Endlessly fascinating, hugely complex and charged with emotion, this is the catastrophe that shaped the modern world.

Let’s start with the NZ numbers

We sent 100,000 men, some 9% of the population, over 40% of all men of military age, to fight in the Middle East and on the Western Front. This war exodus was a historic first, a vast outflow of New Zealanders to the other side of the world over a concentrated period of time and for a purpose that New Zealanders understood to have imperial and national significance. So if you think about it some 100,000 men were potentially at risk of dying; and this is what played on the minds of those at home.

Death in World War One

In fact, between 1915 and 1918 some 18,166 New Zealand men were killed, an extraordinary number of deaths at a time when the country’s population was some 1,158,149. [If we adjust the ratio to today’s total population over 72,000 New Zealanders would be dead. Incomprehensible. Virtually every person in New Zealand had a close relative or friend killed and wounded. Some families faced multiple bereavements.

Unlike previous wars in which sickness exacted a huge toll on combatants, the majority of men who died in the Great War died violently, their bodies being subjected to mutilation and dismemberment. And yet the total number of dead at the end of the war obscures the way in which death was encountered by the home front community as-it-happened. Those at home had to struggle with both an imagined war taking place
some twelve thousand miles away in unfamiliar environments and with the arbitrariness of death itself.

Death did not necessarily approach with a measured pace. During the Gallipoli campaign some 2721 died within nine months. On the Western Front, the numbers spiked dramatically during key offensives. In the second phase of the Somme offensive of September 1916, 1560 were killed. The New Zealanders’ participation in the Third Years offensive, beginning on 4 October 1917, while deemed a military success, incurred high casualties. Worse was to come. On one day, 12 October 1917, 845 men lay dead or dying at Passchendaele qualifying it as ‘a tragedy without equal in New Zealand history’. By February 1918 another 500 had been killed. Death came in waves, fits and starts in the casualty reports leaving hope the worst was over, hopes that took years to come home.
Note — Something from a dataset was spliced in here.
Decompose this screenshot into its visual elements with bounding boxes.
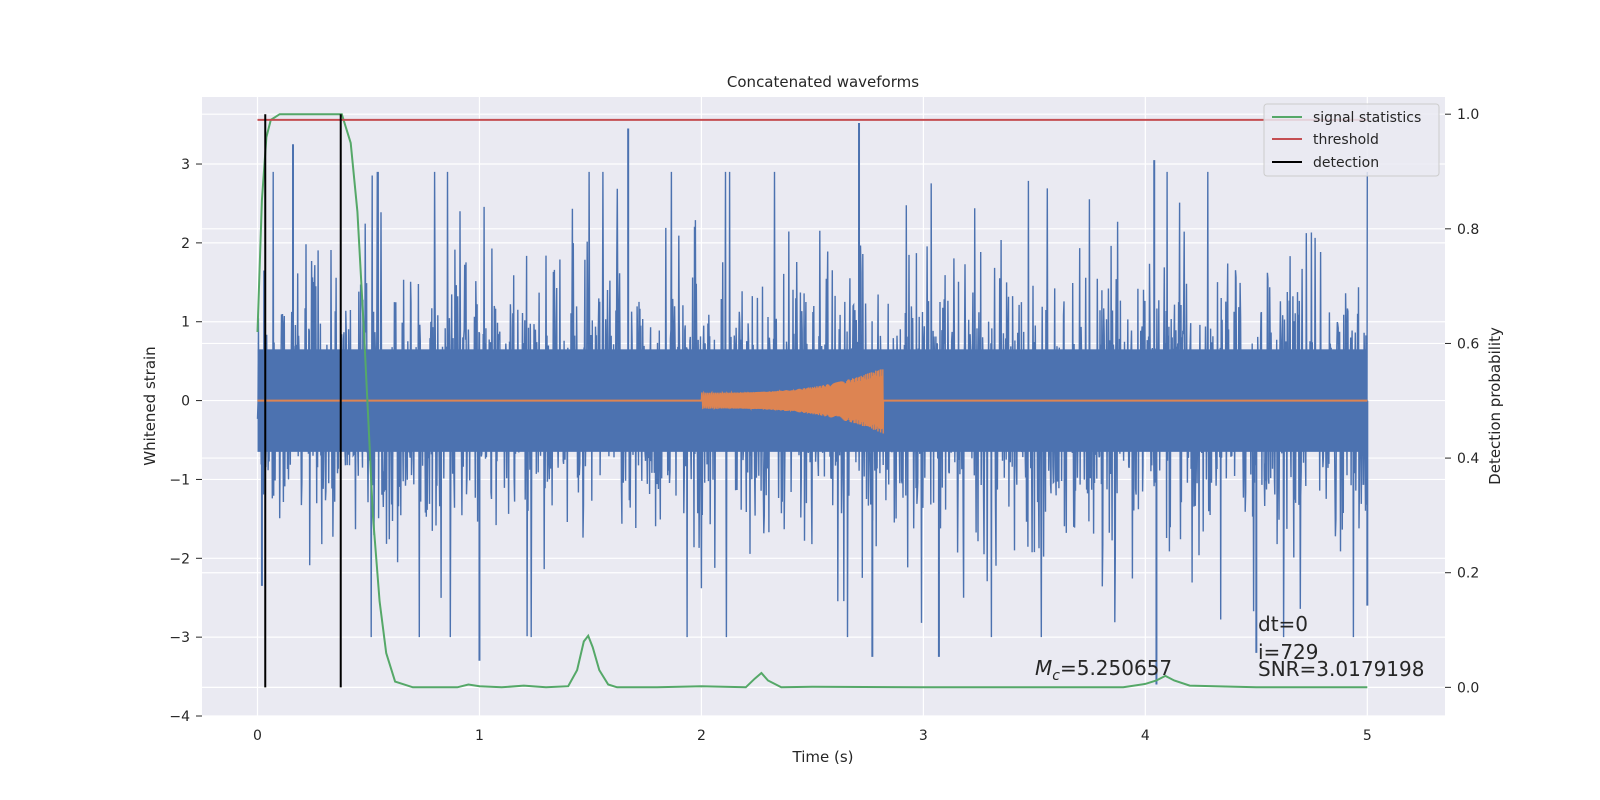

The mass death of young men also altered the natural order of death. It fell on parents and other older community members to mourn the death of young adults.

Jay Winter, one of the foremost specialists on the impact of this war, has used the concept of ‘communities of mourning’ to convey the sheer scale of mourning after the Great War. With some ten million combatants dead, he points out that the scale and magnitude of those who grieved is hard to imagine. Different but overlapping people mourned: frontline solders, widows, orphans, parents, friends and neighbours. While Winter’s research focuses on Britain, in a smaller country such as New Zealand it is even more likely that people belonged to a number of overlapping ‘communities in mourning’.

But it isn’t just about high death counts.

Mourning was further complicated by geography. Their bodies did not come home to be buried by their kin. In many cases there were no bodies to mourn, since it was frequently impossible to locate or identify bodies. Trench warfare tore bodies apart. Relatives could not visit dying men. Men typically died alone, often in great anguish. An unrecorded number of New Zealand families experienced multiple bereavements. A point I will pick up on. By the end of the war some 16,697 New Zealanders were buried in foreign lands of which 5325 had no known resting place.

We keep photographs of parents, special people in our lives who have died. Photographs are the last visual traces of people we love. For many families and friends the photographs they had of these young men took on a deep significance as the last visual traces of the people they loved.